The United States experienced a significant uptick in wholesale inflation during February, with data from the Labor Department revealing that the producer price index (PPI) increased by 0.7% from January and rose 3.4% compared to February 2025. This year-on-year surge represents the highest level since February 2025, surpassing economists' expectations and highlighting mounting inflationary trends even before the recent escalation in global energy prices linked to the Iran conflict.

Core and Food Prices Add to Inflationary Concerns

Excluding the volatile components of food and energy, core wholesale prices advanced by 0.5% from January, a decrease from the 0.8% rise observed in the previous month but still more than double what analysts had anticipated. On an annual basis, core prices climbed 3.9%, marking the steepest gain since January 2025. Meanwhile, food prices rose 2.4% during the month, driven by a dramatic 49% surge in vegetable prices and a 10% increase in fruit costs.

Economists warn that these emerging cost pressures could exacerbate inflation trends in the coming months, particularly as wholesale inflation had also risen unexpectedly in January. While earlier increases were initially viewed as temporary, the February data points to deeper, more persistent concerns within the economic pipeline.

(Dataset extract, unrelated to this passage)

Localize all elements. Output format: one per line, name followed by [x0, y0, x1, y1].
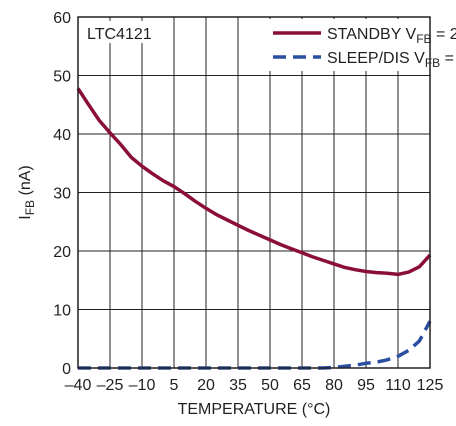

Impact of Iran Conflict on Energy Markets

The inflation report comes against the backdrop of heightened geopolitical tensions, with the US and Israel's military actions against Iran pushing oil prices sharply higher. Since the conflict began, oil prices have climbed nearly 50%, leading to a spike in gasoline prices across the United States. The average price for a gallon of gasoline surged to $3.84 overnight, compared to well under $3 last month prior to the attacks. Diesel prices, critical for transportation, are rising at an even faster rate.

"These are some mighty big increases, adding fuel to the political conversation about affordability," noted Carl B. Weinberg, chief economist at High Frequency Economics. "And of course, energy prices will spike higher in the March report, thanks to the war in Iran and the blockade of the Strait of Hormuz."

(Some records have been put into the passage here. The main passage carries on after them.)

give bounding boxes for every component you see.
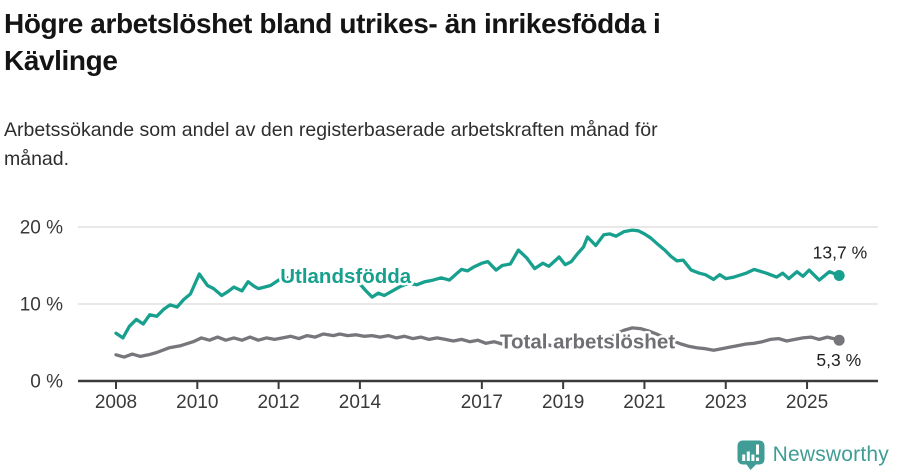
y-tick-label: 0 % — [30, 372, 63, 393]
series-label-1: Total arbetslöshet — [500, 331, 675, 354]
x-tick-label: 2010 — [176, 392, 218, 413]
series-line-1 — [114, 326, 841, 359]
chart-subtitle-line-2: månad. — [4, 148, 70, 171]
chart-title-line-2: Kävlinge — [4, 45, 118, 77]
x-tick-label: 2012 — [257, 392, 299, 413]
chart-title-line-1: Högre arbetslöshet bland utrikes- än inr… — [4, 8, 661, 39]
chart-title: Högre arbetslöshet bland utrikes- än inr… — [4, 5, 874, 79]
y-tick-label: 20 % — [20, 218, 63, 239]
end-value-label-0: 13,7 % — [813, 243, 867, 263]
chart-subtitle-line-1: Arbetssökande som andel av den registerb… — [4, 119, 658, 141]
end-value-label-1: 5,3 % — [816, 350, 861, 370]
x-tick-label: 2008 — [95, 392, 137, 413]
series-line-0 — [114, 228, 841, 340]
x-tick-label: 2017 — [461, 392, 503, 413]
series-label-0: Utlandsfödda — [280, 265, 412, 288]
series-end-dot-1 — [833, 334, 845, 346]
x-tick-label: 2019 — [542, 392, 584, 413]
x-tick-label: 2014 — [339, 392, 382, 413]
y-tick-label: 10 % — [20, 295, 63, 316]
newsworthy-logo-text: Newsworthy — [772, 443, 889, 466]
series-end-dot-0 — [833, 270, 845, 282]
x-tick-label: 2023 — [705, 392, 747, 413]
newsworthy-logo: Newsworthy — [737, 440, 889, 470]
speech-bubble-bar-chart-icon — [737, 440, 765, 470]
x-tick-label: 2025 — [786, 392, 828, 413]
chart-subtitle: Arbetssökande som andel av den registerb… — [4, 116, 874, 175]
x-tick-label: 2021 — [623, 392, 665, 413]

Federal Reserve's Policy Dilemma

The inflation data emerged as Federal Reserve policymakers convened in Washington to deliberate on benchmark interest rates. The central bank, which had cut rates three times last year amid signs of moderating inflation, is now expected to maintain borrowing costs unchanged. However, the war with Iran has complicated the economic outlook by driving energy prices higher, prompting investors to react cautiously to the latest figures.

Stephen Stanley, chief US economist at Santander, described the latest PPI increase as a "sign of trouble," emphasizing that companies had largely absorbed higher costs from previous tariffs. "The problem is the producer price index is signaling that this is not a one-off wave of costs that would necessitate a single set of consumer price adjustments. Instead, the pipeline pressures continue to build," he wrote.

Market Reactions and Broader Inflation Trends

US equity markets reflected the growing concerns, with the S&P 500, Dow Jones Industrial Average, and Nasdaq Composite reversing early gains and slipping into negative territory following the release of the producer price data and renewed increases in oil prices. Recent government reports have already indicated that consumer inflation remains above the Fed's 2% target, with consumer prices rising 2.4% last month compared to February 2025.

Additionally, the Fed's preferred inflation gauge, the personal consumption expenditures (PCE) price index, increased 2.8% in January from a year earlier, while core PCE inflation rose 3.1%—the largest rise in nearly two years. As the Fed assesses whether price pressures will ease and whether labor market weaknesses may warrant lower rates, the ongoing conflict in Iran continues to inject uncertainty into the economic landscape.